Por Mónica Teresa Müller

 

Era Julio. Arribé a Barcelona y emprendí viaje en tren hacia Camarles. Le había escrito a Carmen, una española con quien mantenía una amistad virtual, que en cualquier momento sonaría su móvil.

— ¿Sí?
— Hola ¿Carmen? Soy María Blanc-. La noticia fue recibida con una carcajada y un:
— ¡Hola, guapa! ¡Qué alegría escucharte, amiga!

La voz era acogedora con el tono asturiano que nos agrada a los argentinos.
—Si estás cerca, tienes que venir a Gijón, que su duende te atrapa.

La escuché al tiempo que imaginaba nuestro encuentro, la visita a la iglesia de San Pedro, al puerto deportivo, a las Termas Romanas y el paseo por el Muro.

— Carmen, estoy en Tarragona, en un pueblo del Bajo Ebro, tierra vecina a Valencia, y como sé que vas a ir a visitar a tu hija, te espero aquí, en Camarles.

— Querida amiga ¿Camarles?-, y siguió- guapa, deseo conocerte, pero no marcharé, además es Cataluña y yo quiero que vengas a Asturias, mi tierra.

Sonreí e imaginé a Carmen con alguno de sus sombreros, gafas, su figura (que conocía por fotografías), pelo rubio, amplia sonrisa y disfrutando de Alejandro Sanz; hasta creí oír que alguien comentaba: “antes muerta que sencilla”, con respecto a su peculiar manera de vestir.

— Necesito tu ayuda-, le dije.
— ¡Todo super guay!

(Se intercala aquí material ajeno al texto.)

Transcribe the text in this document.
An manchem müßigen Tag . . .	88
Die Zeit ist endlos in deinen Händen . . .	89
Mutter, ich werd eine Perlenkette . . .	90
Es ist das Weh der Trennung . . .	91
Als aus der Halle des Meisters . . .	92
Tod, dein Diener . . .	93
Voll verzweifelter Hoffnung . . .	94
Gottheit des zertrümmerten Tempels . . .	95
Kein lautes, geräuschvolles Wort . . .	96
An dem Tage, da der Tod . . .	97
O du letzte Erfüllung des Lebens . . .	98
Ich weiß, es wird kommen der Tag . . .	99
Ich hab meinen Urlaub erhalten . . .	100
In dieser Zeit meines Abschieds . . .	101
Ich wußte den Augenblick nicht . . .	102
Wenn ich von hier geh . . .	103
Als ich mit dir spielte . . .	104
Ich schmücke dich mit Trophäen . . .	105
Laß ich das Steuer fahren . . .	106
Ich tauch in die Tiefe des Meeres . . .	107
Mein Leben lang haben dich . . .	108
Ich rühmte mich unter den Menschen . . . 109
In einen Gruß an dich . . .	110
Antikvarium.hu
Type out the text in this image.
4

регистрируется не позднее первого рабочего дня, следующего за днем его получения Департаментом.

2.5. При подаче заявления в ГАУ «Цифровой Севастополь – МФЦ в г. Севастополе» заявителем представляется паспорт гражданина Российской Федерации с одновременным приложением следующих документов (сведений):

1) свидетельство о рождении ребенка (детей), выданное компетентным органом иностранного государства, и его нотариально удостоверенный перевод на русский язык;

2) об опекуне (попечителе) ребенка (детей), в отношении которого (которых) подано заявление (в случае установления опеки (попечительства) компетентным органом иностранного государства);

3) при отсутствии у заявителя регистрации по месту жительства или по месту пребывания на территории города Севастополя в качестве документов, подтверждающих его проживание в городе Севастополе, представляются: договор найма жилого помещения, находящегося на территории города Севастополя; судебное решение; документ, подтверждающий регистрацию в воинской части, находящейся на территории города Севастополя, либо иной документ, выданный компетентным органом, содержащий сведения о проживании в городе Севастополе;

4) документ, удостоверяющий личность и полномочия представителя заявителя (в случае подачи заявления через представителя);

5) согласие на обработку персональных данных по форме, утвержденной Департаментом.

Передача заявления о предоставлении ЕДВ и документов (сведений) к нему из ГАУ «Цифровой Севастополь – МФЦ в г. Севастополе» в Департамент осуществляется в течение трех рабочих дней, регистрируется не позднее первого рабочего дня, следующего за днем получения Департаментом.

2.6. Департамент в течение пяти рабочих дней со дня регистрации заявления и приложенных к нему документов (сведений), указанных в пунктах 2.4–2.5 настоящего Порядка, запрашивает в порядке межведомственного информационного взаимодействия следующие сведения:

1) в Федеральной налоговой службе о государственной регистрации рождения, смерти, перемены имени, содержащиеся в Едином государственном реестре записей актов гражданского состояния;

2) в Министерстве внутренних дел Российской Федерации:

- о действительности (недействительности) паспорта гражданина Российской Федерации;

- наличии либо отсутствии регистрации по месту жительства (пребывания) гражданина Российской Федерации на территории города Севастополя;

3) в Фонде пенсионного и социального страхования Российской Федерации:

Pero yo a Camarles no marcho; quiero mar y descanso – me contestó
Había creído que aceptaría mi pedido sin ponerlo en tela de juicio.
— Te necesito, amiga- repetí.
— ¿Qué?-
Su tono, me pareció preocupado. Algo en mi interior me aconsejaba que le contara todo porque ella comprendería.
—Sí, Carmen, te necesito por dos causas, intuyo que eres la persona indicada – respondí.
El silencio se interpuso, me acomodé sobre el escalón en el que estaba sentada y dejé que la mirada se perdiera entre el arrozal mientras los olivos, al final de la plantación, practicaban una custodia quizá forzada iluminados por el cielo plomizo de aquel atardecer. Intenté desplazarme entre los arbustos donde, y más allá de lo que yo pudiera ver, se refugiaba un grupo de tres familias entre la precariedad de unas formas que pretendían ser la vivienda. Tras de mí, la Torre Romana con los registros de los tiempos en sus piedras, era testigo.

— Ven, amiga, por favor-, continúe- necesito que te contactes con la Asociación de los Sin Techo con los que colaboras y vengas cuanto antes porque hay familias que necesitan ayuda y, además tienen dos niños especiales. Desde aquí han tramitado y aguardan respuesta.

Mi voz interior me dijo, que del otro lado de la frialdad del móvil, escuchaba una amiga; intuí que la amistad había traspasado la distancia y que nos conocíamos sin siquiera haber compartido un instante.

_ Ahhhh, nena…-. Sólo alcancé oír del otro lado de la comunicación una voz entrecortada y nasal; hasta sentí que me pasaba el temblor de la mano con la que sostenía el móvil.
_ Voy, guapa…

La sentí muy cerca y supe, sin que me lo dijera, que a la par de su respuesta preparaba la maleta para llegar con celeridad, al pueblo arrocero que carece de mar.